8. A neural network model hosting training method for hosting training of a neural network model on the data fusion platform according to any one of claims 1 to 7,

the method comprises the following steps:

establishing a hosting node, wherein the hosting node is registered as a data demand party with a data receiving node;

the hosting node receives a target neural network model and a plurality of tokens submitted by a hosting user;

the hosting node submits the target neural network model to the model node to obtain a model number;

the hosting node analyzes the target neural network model to obtain an input field set and an output field;

the hosting node obtains the line number of the data line covering the input field set and the output field of the target neural network model according to the field structure and the line number disclosed by the data receiving node;

sending a data calling request to a data storage node, wherein the data calling request comprises a line number, a model number and a plurality of sub-models;

substituting the corresponding data rows into the submodels by the data storage nodes, feeding back the results of the submodels to the hosting nodes, and bringing the row numbers into bills;

the hosting node substitutes the output of the sub-model into the main model to obtain a loss value, and updates the target neural network model, the main model and the sub-model by using the gradient value until a training stopping condition is reached;

and periodically checking the accuracy of the target neural network model, and if the accuracy meets a preset condition, informing the hosting user that the hosting training is finished.

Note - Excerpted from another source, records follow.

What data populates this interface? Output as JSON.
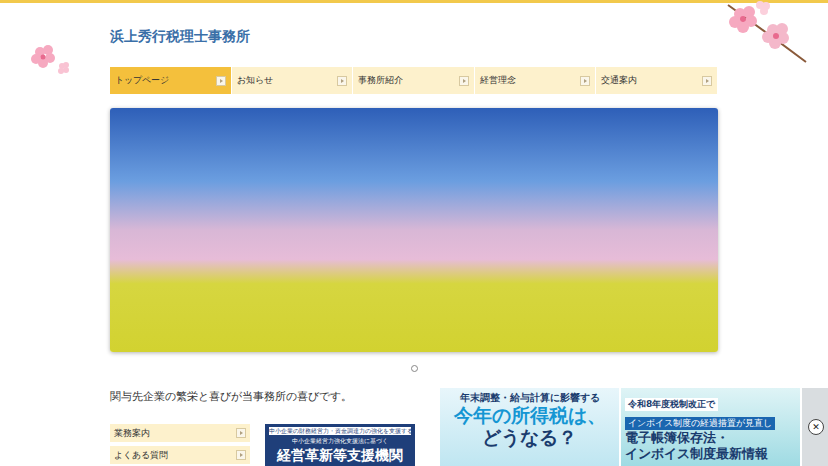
{
  "site": {
    "title": "浜上秀行税理士事務所"
  },
  "nav": [
    {
      "label": "トップページ",
      "selected": true
    },
    {
      "label": "お知らせ",
      "selected": false
    },
    {
      "label": "事務所紹介",
      "selected": false
    },
    {
      "label": "経営理念",
      "selected": false
    },
    {
      "label": "交通案内",
      "selected": false
    }
  ],
  "carousel": {
    "dots": [
      {
        "selected": false
      }
    ]
  },
  "tagline": "関与先企業の繁栄と喜びが当事務所の喜びです。",
  "sidebar": [
    {
      "label": "業務案内"
    },
    {
      "label": "よくある質問"
    }
  ],
  "banner": {
    "lines": [
      "中小企業の財務経営力・資金調達力の強化を支援する",
      "中小企業経営力強化支援法に基づく"
    ],
    "headline": "経営革新等支援機関"
  },
  "ad": {
    "panels": [
      {
        "kicker": "年末調整・給与計算に影響する",
        "headline": [
          "今年の所得税は、",
          "どうなる？"
        ]
      },
      {
        "kicker": "令和8年度税制改正で",
        "subline": "インボイス制度の経過措置が見直し",
        "headline": [
          "電子帳簿保存法・",
          "インボイス制度最新情報"
        ]
      }
    ],
    "close": "✕"
  }
}
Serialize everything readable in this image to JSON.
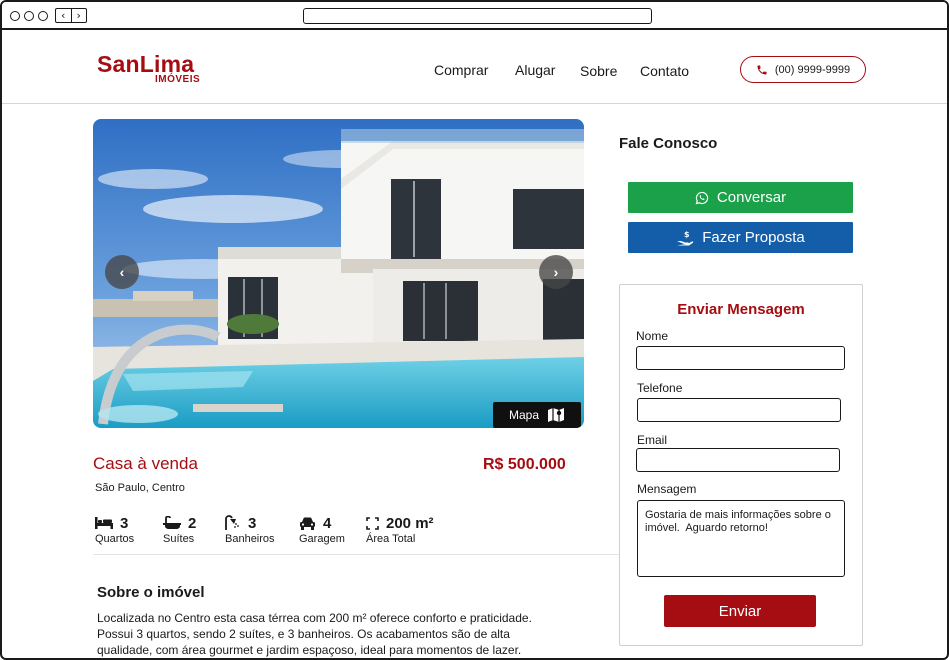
{
  "brand": {
    "name": "SanLima",
    "subtitle": "IMÓVEIS",
    "accent": "#a50d12"
  },
  "nav": {
    "items": [
      "Comprar",
      "Alugar",
      "Sobre",
      "Contato"
    ],
    "phone": "(00) 9999-9999"
  },
  "gallery": {
    "map_label": "Mapa",
    "prev_icon": "chevron-left-icon",
    "next_icon": "chevron-right-icon"
  },
  "property": {
    "title": "Casa à venda",
    "price": "R$ 500.000",
    "location": "São Paulo, Centro",
    "features": [
      {
        "icon": "bed-icon",
        "value": "3",
        "label": "Quartos"
      },
      {
        "icon": "bathtub-icon",
        "value": "2",
        "label": "Suítes"
      },
      {
        "icon": "shower-icon",
        "value": "3",
        "label": "Banheiros"
      },
      {
        "icon": "car-icon",
        "value": "4",
        "label": "Garagem"
      },
      {
        "icon": "area-icon",
        "value": "200 m²",
        "label": "Área Total"
      }
    ],
    "about_title": "Sobre o imóvel",
    "about_text": "Localizada no Centro esta casa térrea com 200 m² oferece conforto e praticidade. Possui 3 quartos, sendo 2 suítes, e 3 banheiros. Os acabamentos são de alta qualidade, com área gourmet e jardim espaçoso, ideal para momentos de lazer."
  },
  "contact": {
    "title": "Fale Conosco",
    "whatsapp_label": "Conversar",
    "whatsapp_color": "#1aa14a",
    "proposal_label": "Fazer Proposta",
    "proposal_color": "#145ea9"
  },
  "form": {
    "title": "Enviar Mensagem",
    "name_label": "Nome",
    "name_value": "",
    "phone_label": "Telefone",
    "phone_value": "",
    "email_label": "Email",
    "email_value": "",
    "message_label": "Mensagem",
    "message_value": "Gostaria de mais informações sobre o imóvel.  Aguardo retorno!",
    "submit_label": "Enviar"
  }
}
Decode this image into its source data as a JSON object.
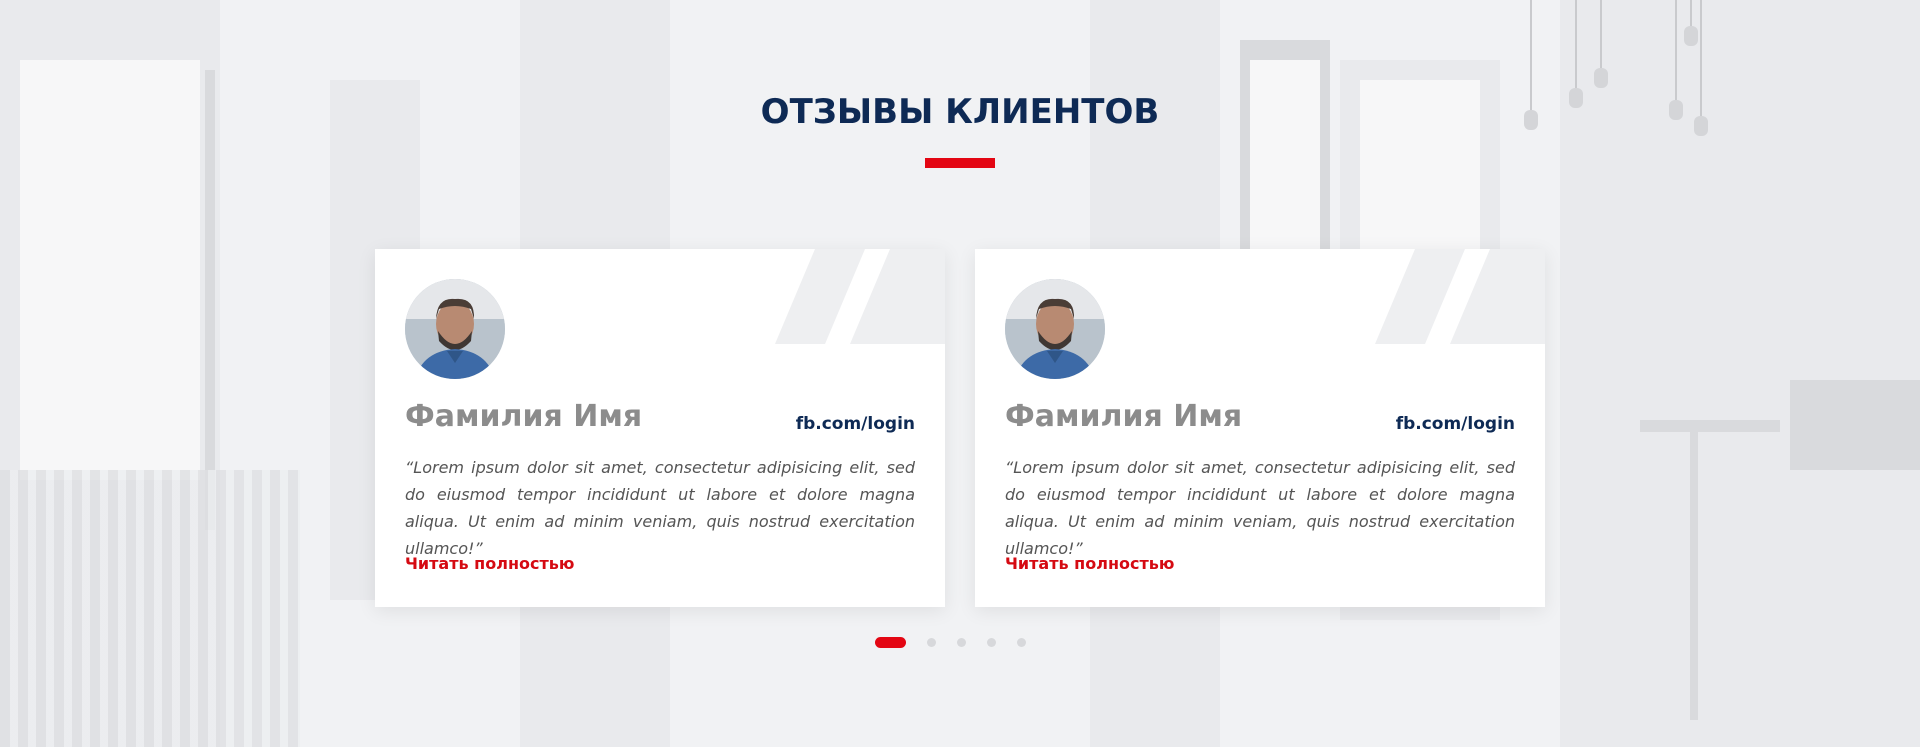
{
  "section": {
    "title": "ОТЗЫВЫ КЛИЕНТОВ"
  },
  "colors": {
    "title": "#0e2a55",
    "accent": "#e30613",
    "name": "#8c8c8c",
    "link": "#d50a12"
  },
  "testimonials": [
    {
      "avatar_icon": "person-photo",
      "name": "Фамилия Имя",
      "social": "fb.com/login",
      "text": "“Lorem ipsum dolor sit amet, consectetur adipisicing elit, sed do eiusmod tempor incididunt ut labore et dolore magna aliqua. Ut enim ad minim veniam, quis nostrud exercitation ullamco!”",
      "more_label": "Читать полностью"
    },
    {
      "avatar_icon": "person-photo",
      "name": "Фамилия Имя",
      "social": "fb.com/login",
      "text": "“Lorem ipsum dolor sit amet, consectetur adipisicing elit, sed do eiusmod tempor incididunt ut labore et dolore magna aliqua. Ut enim ad minim veniam, quis nostrud exercitation ullamco!”",
      "more_label": "Читать полностью"
    }
  ],
  "pagination": {
    "total": 5,
    "active": 1
  }
}
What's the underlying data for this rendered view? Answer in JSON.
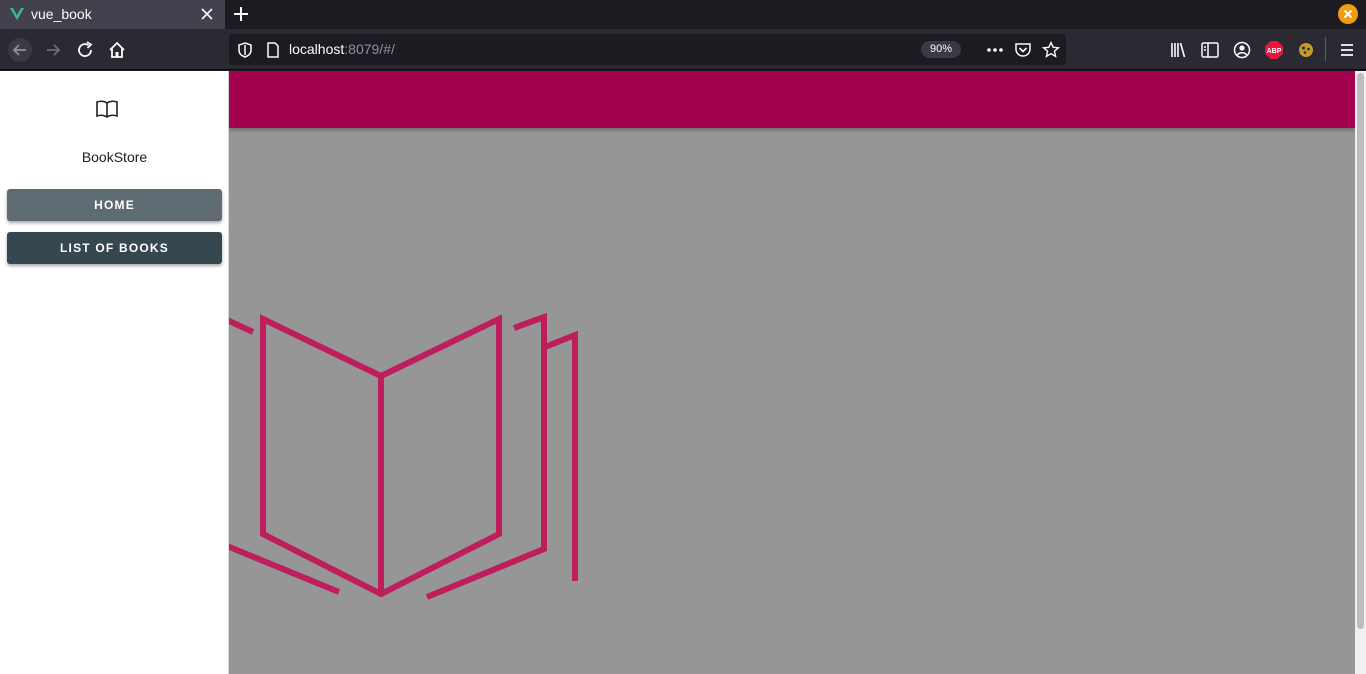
{
  "browser": {
    "tab": {
      "title": "vue_book",
      "favicon": "vue-logo-icon"
    },
    "url": {
      "host": "localhost",
      "rest": ":8079/#/"
    },
    "zoom": "90%",
    "icons": [
      "back-icon",
      "forward-icon",
      "reload-icon",
      "home-icon",
      "shield-icon",
      "page-icon",
      "more-icon",
      "pocket-icon",
      "bookmark-star-icon",
      "library-icon",
      "reader-view-icon",
      "account-icon",
      "adblock-icon",
      "extension-icon",
      "menu-icon"
    ],
    "colors": {
      "vue": "#41b883",
      "close": "#f39c12",
      "adblock": "#e5173f"
    }
  },
  "sidebar": {
    "brand_icon": "open-book-icon",
    "brand_name": "BookStore",
    "buttons": [
      {
        "label": "HOME"
      },
      {
        "label": "LIST OF BOOKS"
      }
    ]
  },
  "main": {
    "appbar_color": "#a3004e",
    "background": "#969696",
    "hero_icon": "open-book-illustration",
    "hero_color": "#c2185b"
  }
}
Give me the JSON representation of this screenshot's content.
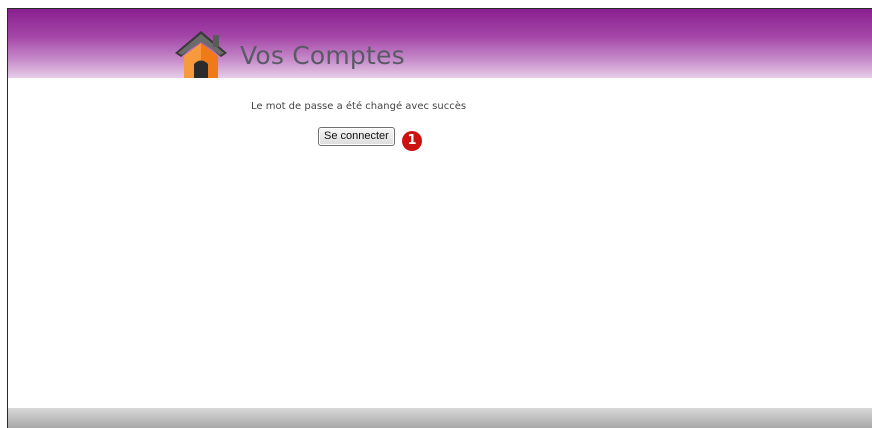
{
  "header": {
    "title": "Vos Comptes",
    "logo_icon": "house-icon",
    "gradient_colors": [
      "#8a2090",
      "#e6cde8"
    ]
  },
  "main": {
    "message": "Le mot de passe a été changé avec succès",
    "login_button_label": "Se connecter",
    "marker_number": "1",
    "marker_color": "#cc1111"
  }
}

9. The neural network model hosting training method of claim 8,

the hosting node periodically establishes backup and records the accuracy of a target neural network model at the backup position;

and when the accuracy of the target neural network model is periodically checked, if the accuracy is lower than that of the backup part, the target neural network model is returned to the backup.

10. The neural network model hosting training method of claim 9,

the hosting user also submits a normalization operator with a field, and when the hosting node sends the sub-model to the data storage node, the normalization operator corresponding to the field is sent to the data storage node;

and the data storage nodes normalize the data of the data rows by using a normalization operator and then substitute the data into the sub-model.